You know about the gold standard. Money was a weight or measure, specifically a weight or a measure of gold. Bank notes were convertible into gold. The central banks of gold standard nations stood ready to exchange notes for gold and gold for notes at the fixed and statutory rate. Bullion moved freely from one gold standard nation to another.
In 1959, the Federal Reserve Bank of New York published a monograph on the workings of the classical gold standard. The author, Arthur Bloomfield, summarized thus:
[F]rom about 1880 to 1914, the exchange rates of the various gold standard countries moved within narrow limits approximating their respective gold points without the support of exchange restrictions, import quotas, or related controls, which were virtually unknown even for currencies on paper or silver standards. . . . This remarkable performance, essentially the product of an unusually favorable combination of historical circumstances, appears all the more striking when contrasted with the turbulence of post-1914 international financial experience and remains, even today, a source of some measure of fascination and indeed of puzzlement to students of monetary affairs.
Well, if Eisenhower-era America scratched its head over the classical gold standard, what will futurity make of the Ph.D. standard? Likely, it will be even more baffled than we are. Imagine trying to explain the present-day arrangements to your 20-something grandchild a couple of decades hence--after the crash of, say, 2016, that wiped out the youngster's inheritance and provoked a central bank response so heavy-handed as to shatter the confidence even of Wall Street in the Federal Reserve's methods.
I expect you'll wind up saying something like this: "My generation gave former tenured economics professors discretionary authority to fabricate money and to fix interest rates. We put the cart of asset prices before the horse of enterprise. We entertained the fantasy that high asset prices made for prosperity, rather than the other way around. We actually worked to foster inflation, which we called 'price stability' (this was on the eve of the hyperinflation of 2017). We seem to have miscalculated."
Over the course of the day, you will hear monetary prescriptions from across the spectrum of Hayekian choice, from bitcoin revolutionaries to constitutional conservatives to gold standard adherents. Bearing in mind how little disposed is the monied world for thoroughgoing overhaul, perhaps we should not disdain the opportunity for achieving some small, interim victories.
To this end, perhaps the Cato staff could assemble a modest action agenda for the new Republican Senate. Why not--as a gesture of bipartisan comity--a bill to add, rather than subtract, a monetary bureaucracy? I would support legislation to create a new Department of Unintended Consequences within the Federal Reserve. Give it a big budget and a new, properly imposing headquarters building with lots of neon signage.

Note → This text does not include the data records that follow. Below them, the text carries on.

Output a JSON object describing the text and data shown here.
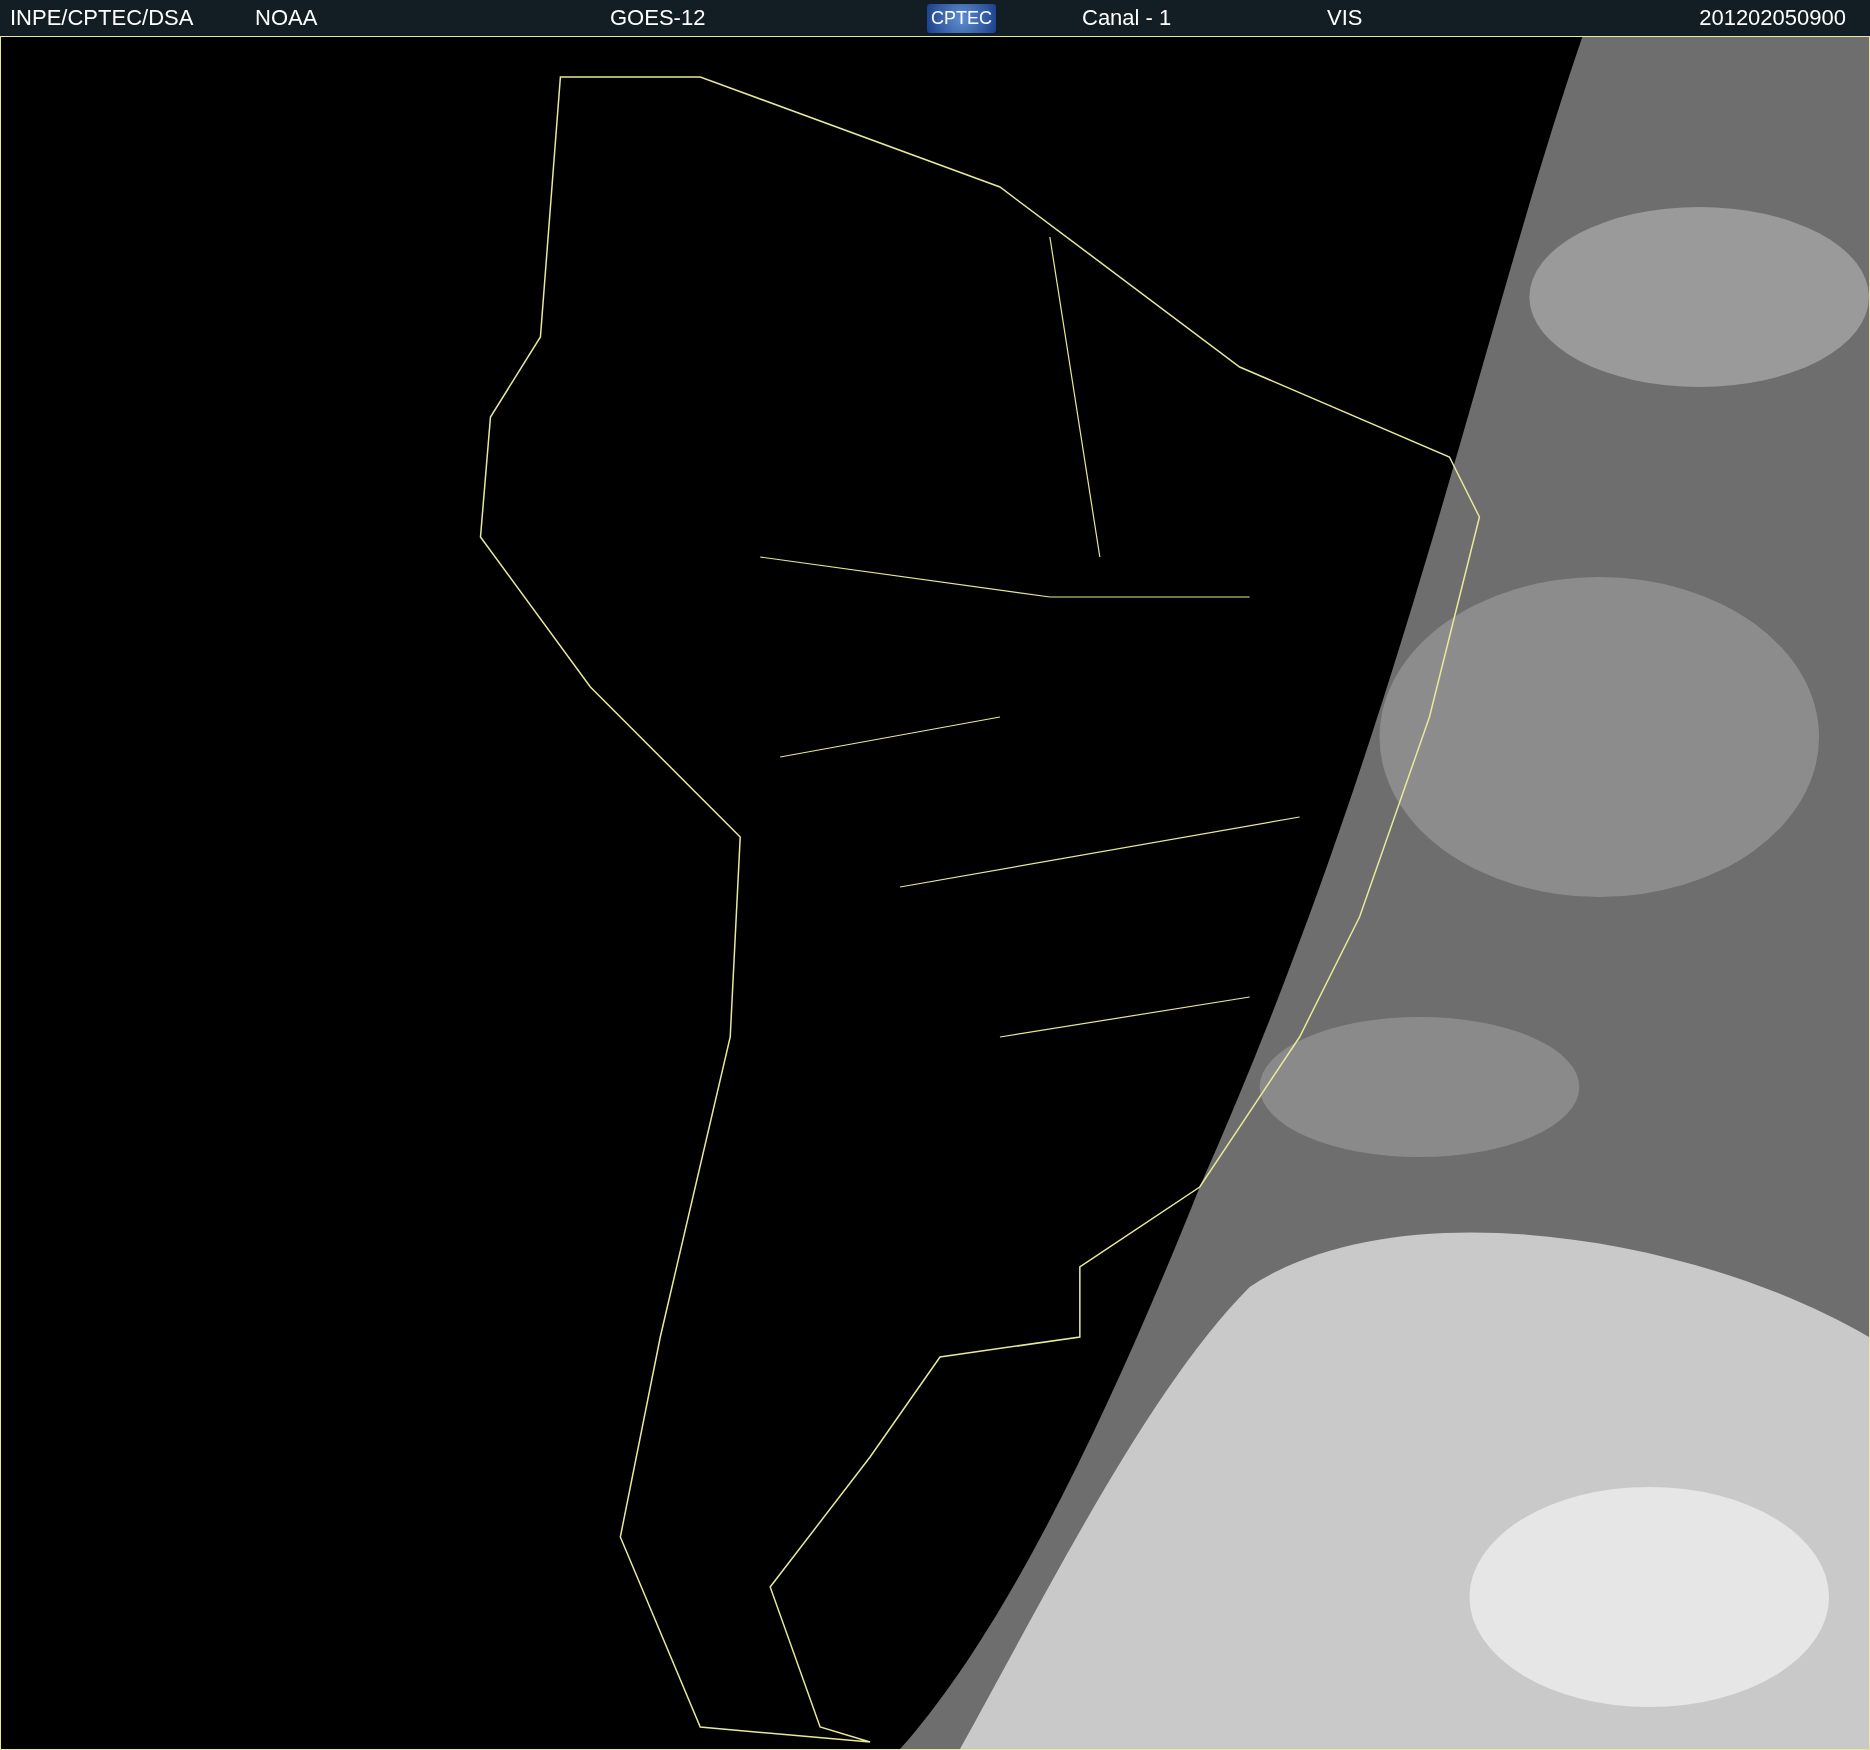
{
  "header": {
    "items": [
      {
        "kind": "text",
        "text": "INPE/CPTEC/DSA"
      },
      {
        "kind": "text",
        "text": "NOAA"
      },
      {
        "kind": "text",
        "text": "GOES-12"
      },
      {
        "kind": "logo",
        "text": "CPTEC"
      },
      {
        "kind": "text",
        "text": "Canal - 1"
      },
      {
        "kind": "text",
        "text": "VIS"
      },
      {
        "kind": "text",
        "text": "201202050900"
      }
    ]
  }
}
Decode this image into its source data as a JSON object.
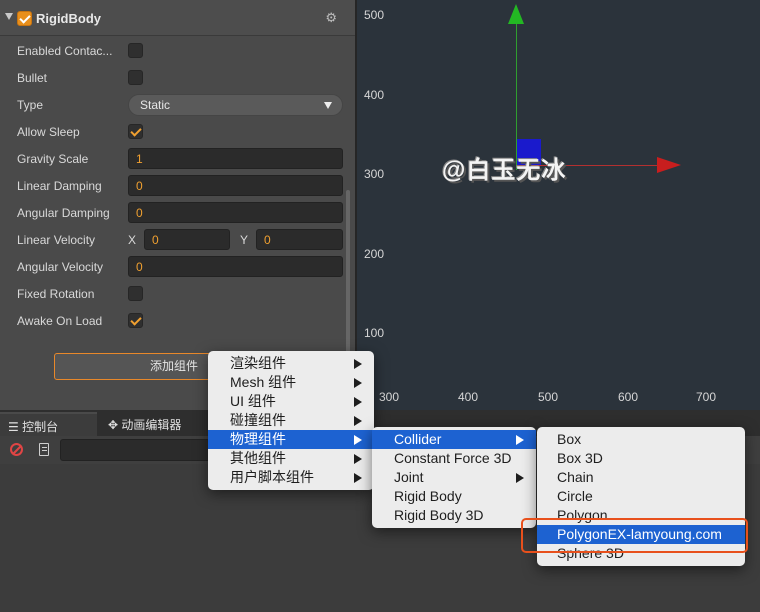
{
  "inspector": {
    "component_title": "RigidBody",
    "props": {
      "enabled_contact": {
        "label": "Enabled Contac...",
        "checked": false
      },
      "bullet": {
        "label": "Bullet",
        "checked": false
      },
      "type": {
        "label": "Type",
        "value": "Static"
      },
      "allow_sleep": {
        "label": "Allow Sleep",
        "checked": true
      },
      "gravity_scale": {
        "label": "Gravity Scale",
        "value": "1"
      },
      "linear_damping": {
        "label": "Linear Damping",
        "value": "0"
      },
      "angular_damping": {
        "label": "Angular Damping",
        "value": "0"
      },
      "linear_velocity": {
        "label": "Linear Velocity",
        "x_label": "X",
        "x_value": "0",
        "y_label": "Y",
        "y_value": "0"
      },
      "angular_velocity": {
        "label": "Angular Velocity",
        "value": "0"
      },
      "fixed_rotation": {
        "label": "Fixed Rotation",
        "checked": false
      },
      "awake_on_load": {
        "label": "Awake On Load",
        "checked": true
      }
    },
    "add_component_label": "添加组件"
  },
  "scene": {
    "y_ticks": [
      "500",
      "400",
      "300",
      "200",
      "100"
    ],
    "x_ticks": [
      "300",
      "400",
      "500",
      "600",
      "700"
    ],
    "watermark": "@白玉无冰",
    "colors": {
      "background": "#2b333b",
      "x_axis": "#c81e1e",
      "y_axis": "#23b823",
      "node": "#1a1acc"
    }
  },
  "bottom_panel": {
    "tabs": [
      "控制台",
      "动画编辑器"
    ]
  },
  "menus": {
    "level1": [
      "渲染组件",
      "Mesh 组件",
      "UI 组件",
      "碰撞组件",
      "物理组件",
      "其他组件",
      "用户脚本组件"
    ],
    "level1_selected": "物理组件",
    "level2": [
      "Collider",
      "Constant Force 3D",
      "Joint",
      "Rigid Body",
      "Rigid Body 3D"
    ],
    "level2_selected": "Collider",
    "level3": [
      "Box",
      "Box 3D",
      "Chain",
      "Circle",
      "Polygon",
      "PolygonEX-lamyoung.com",
      "Sphere 3D"
    ],
    "level3_selected": "PolygonEX-lamyoung.com"
  },
  "accent_color": "#1d62d1",
  "highlight_color": "#e8501c"
}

Or--another hand across the aisle to the liberals--a bill to institute free-range, fresh-from-market, organic interest rates in lieu of the government-issued hothouse kind?
Or--here I borrow from my friend Larry Parks--a bill to remove federal taxation from U.S. Gold and Silver Eagles? As Larry observes, "existing statutes and Supreme Court decisions already authorize these coins as legal tender currency for their face amounts. . . . If the IRS were to treat these coins as U.S. currency instead of 'property' in accordance with existing law and stop taxing them, economic laws will trump political laws."
I will account us victorious when the name of the chairman of the Federal Reserve Board is just as obscure as that of the chairman of the Weight and Measures Division of the Department of Commerce. Come to think of it, the monetary millennium will arrive when the dollar reverts to a tangible weight or measure--and perhaps, when the Weights and Measures Division and the Federal Reserve Board are joined in bureaucratic matrimony.